The legend of a female Pope is just that, a legend. From Larousse's Dictionary of World Folklore (via "Pope Joan--Legendary female pontiff, said to have reigned as John VIII from 855 to 858 until her male disguise was exploded by labour pains. In fact Benedict III succeeded Leo IV in 855 after a period of only a few weeks.

"One of the earliest forms of the legend is found in the 13th century 'De septum donis Spiritu Sancti' ('The Seven Gifts of the Holy Spirit') by Stephen of Bourbon; according to him Joan was elected pope in Rome in c. 1100 after showing extraordinary learning as a scribe and notary, but upon giving birth during a papal procession to the Lateran Church her imposture was discovered and she was taken out of the city and stoned to death. Later accounts claimed that she died in childbirth during the procession, and it was said that subsequent popes avoided that street in their own papal processions. She was often known as Agnes or Gilberta or simply remained anonymous until the name Joan became the standard form in the 14th century.
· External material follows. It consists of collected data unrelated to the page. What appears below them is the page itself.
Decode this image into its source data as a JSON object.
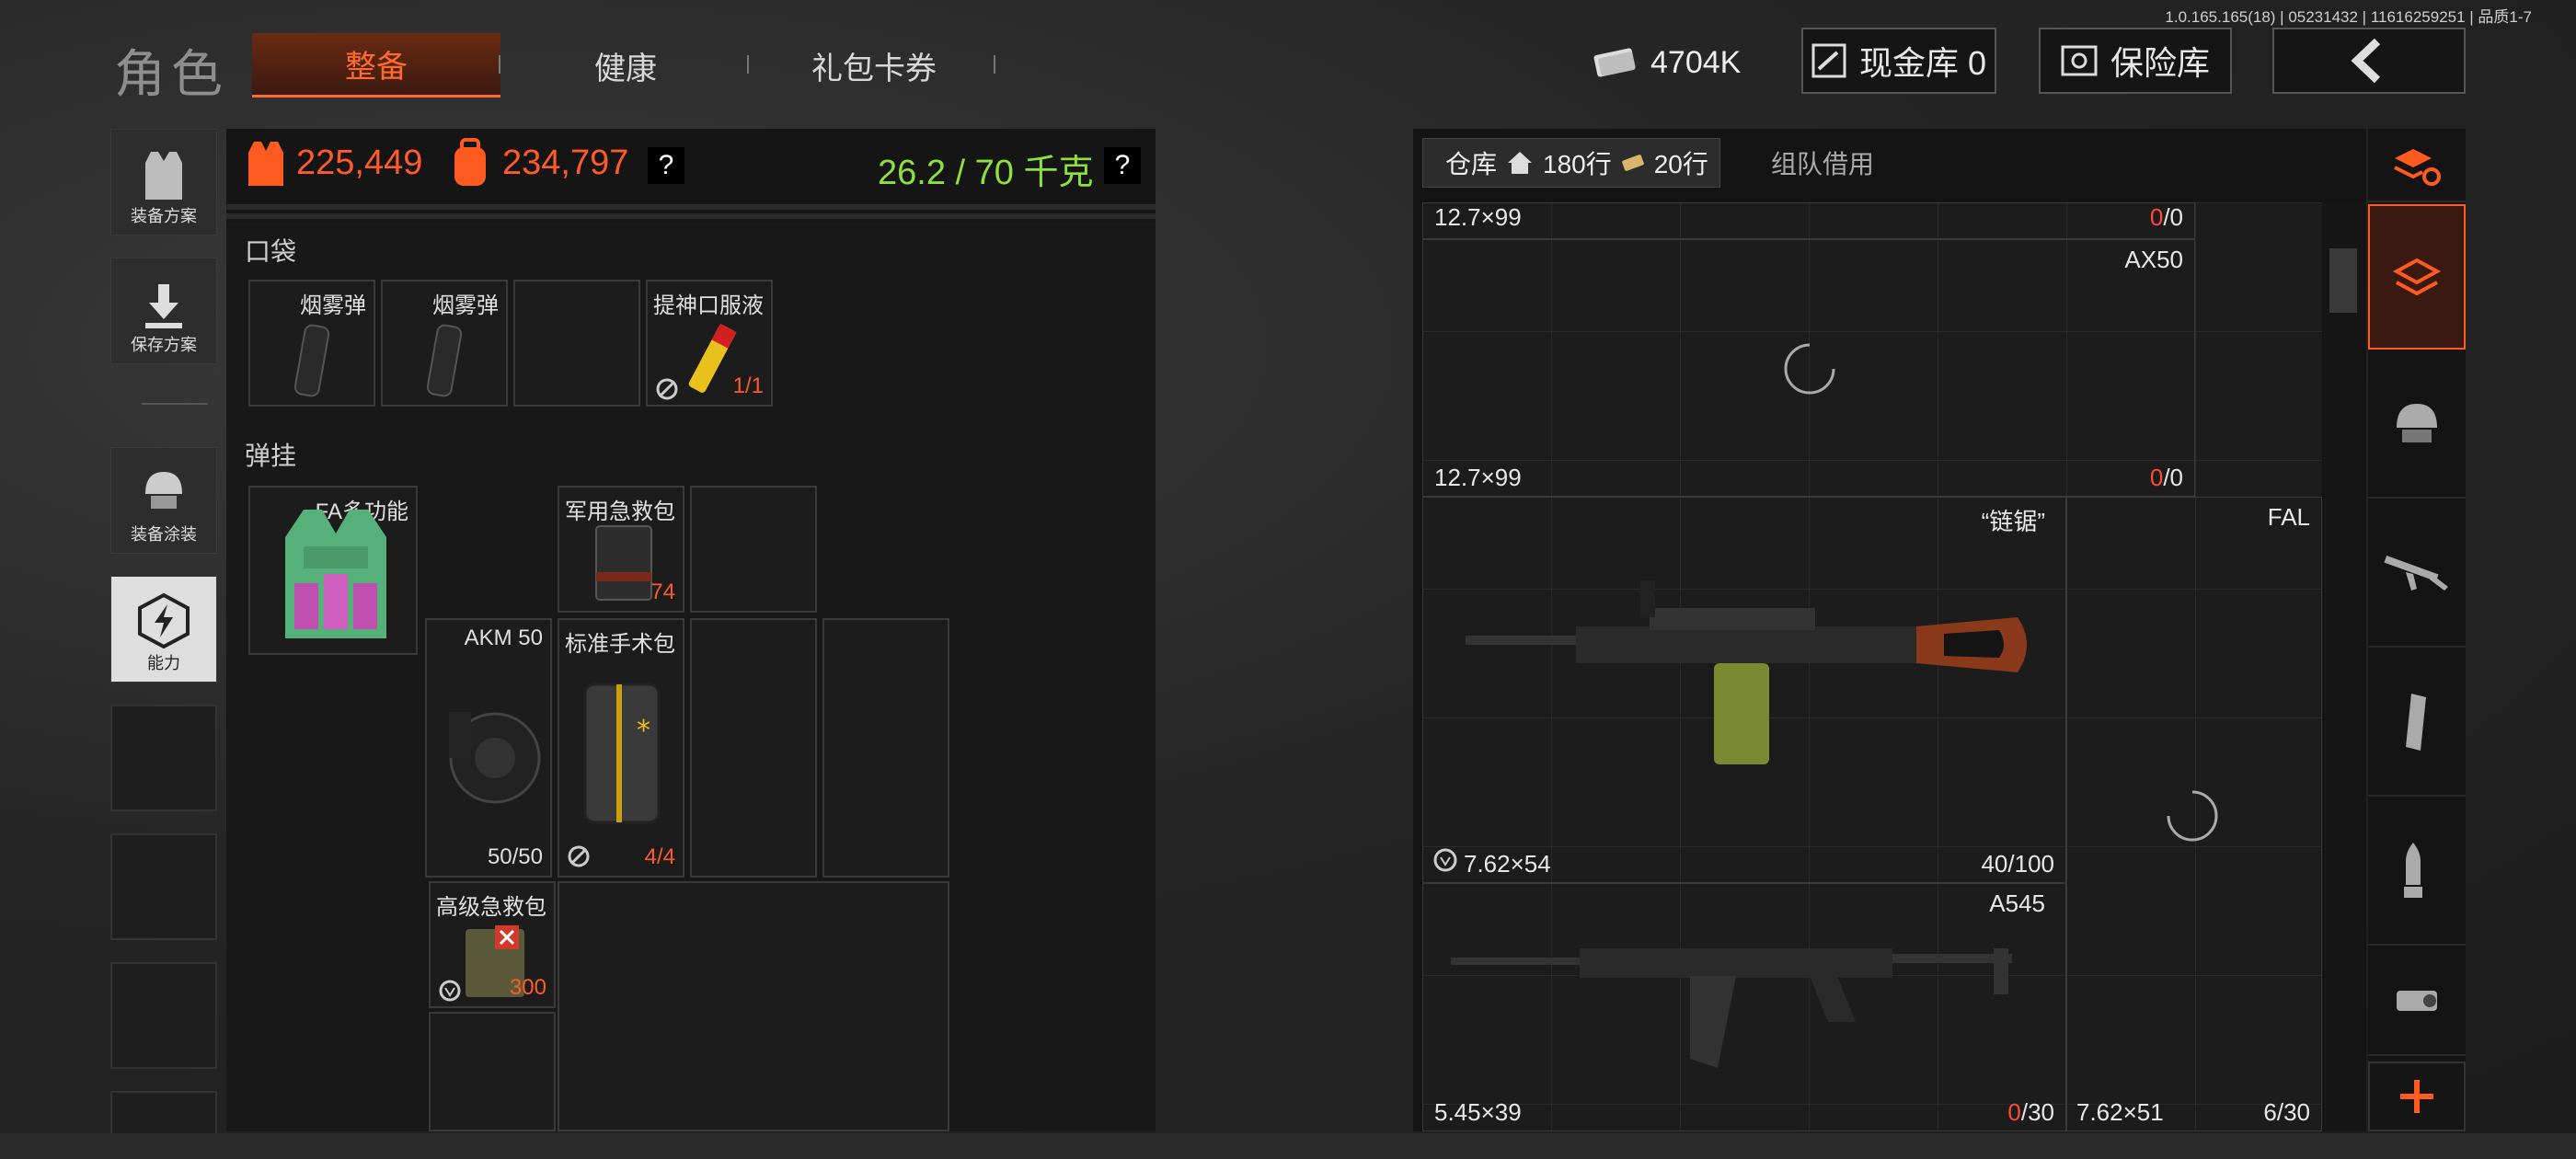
{
  "version": "1.0.165.165(18) | 05231432 | 11616259251 | 品质1-7",
  "title": "角色",
  "tabs": [
    {
      "label": "整备",
      "active": true
    },
    {
      "label": "健康",
      "active": false
    },
    {
      "label": "礼包卡券",
      "active": false
    }
  ],
  "header": {
    "currency": "4704K",
    "cash_vault": "现金库 0",
    "safe": "保险库"
  },
  "sidebar": {
    "items": [
      {
        "label": "装备方案"
      },
      {
        "label": "保存方案"
      },
      {
        "label": "装备涂装"
      },
      {
        "label": "能力"
      }
    ]
  },
  "stats": {
    "value1": "225,449",
    "value2": "234,797",
    "help1": "?",
    "weight": "26.2 / 70 千克",
    "help2": "?"
  },
  "pockets": {
    "label": "口袋",
    "items": [
      {
        "name": "烟雾弹",
        "count": ""
      },
      {
        "name": "烟雾弹",
        "count": ""
      },
      {
        "name": "",
        "count": ""
      },
      {
        "name": "提神口服液",
        "count": "1/1"
      }
    ]
  },
  "rig": {
    "label": "弹挂",
    "vest_name": "FA多功能",
    "items": [
      {
        "name": "军用急救包",
        "count": "74"
      },
      {
        "name": "AKM 50",
        "count": "50/50"
      },
      {
        "name": "标准手术包",
        "count": "4/4"
      },
      {
        "name": "高级急救包",
        "count": "300"
      }
    ]
  },
  "warehouse": {
    "tab_label": "仓库",
    "rows": "180行",
    "rows2": "20行",
    "team_tab": "组队借用",
    "items": [
      {
        "caliber": "12.7×99",
        "count_red": "0",
        "count_rest": "/0"
      },
      {
        "name": "AX50",
        "caliber": "12.7×99",
        "count_red": "0",
        "count_rest": "/0"
      },
      {
        "name": "“链锯”",
        "caliber": "7.62×54",
        "count": "40/100"
      },
      {
        "name": "FAL",
        "caliber": "7.62×51",
        "count": "6/30"
      },
      {
        "name": "A545",
        "caliber": "5.45×39",
        "count_red": "0",
        "count_rest": "/30"
      }
    ]
  },
  "colors": {
    "accent": "#ff6a2c",
    "weight": "#8ee03a",
    "red": "#ff4a3a"
  }
}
"The most influential source for the legend was Martin of Troppen, a 13th-century Dominican, who named her as Johannes Angelicus, born of English parents in Mainz, and set the date of her election at 855. She disguised herself as a man to follow her beloved to Athens, where she trained. The legend was accepted as historical for many centuries, and seized upon by Protestant reformers in the 16th and 17th centuries, but after the 18th century the myth began to lose credibility. It has been suggested that the fable may have originated from satiric criticism of the influential female senator Marozia in 10th century Rome."

Another detail found in some versions of the legend is that supposedly all Popes since then have had to sit in a chair with a hole in the seat and have some other Church representative stick a hand through the hole, feel their genitals, and announce "Testiculos habet" ("he has testicles"). This ceremony does not really occur either.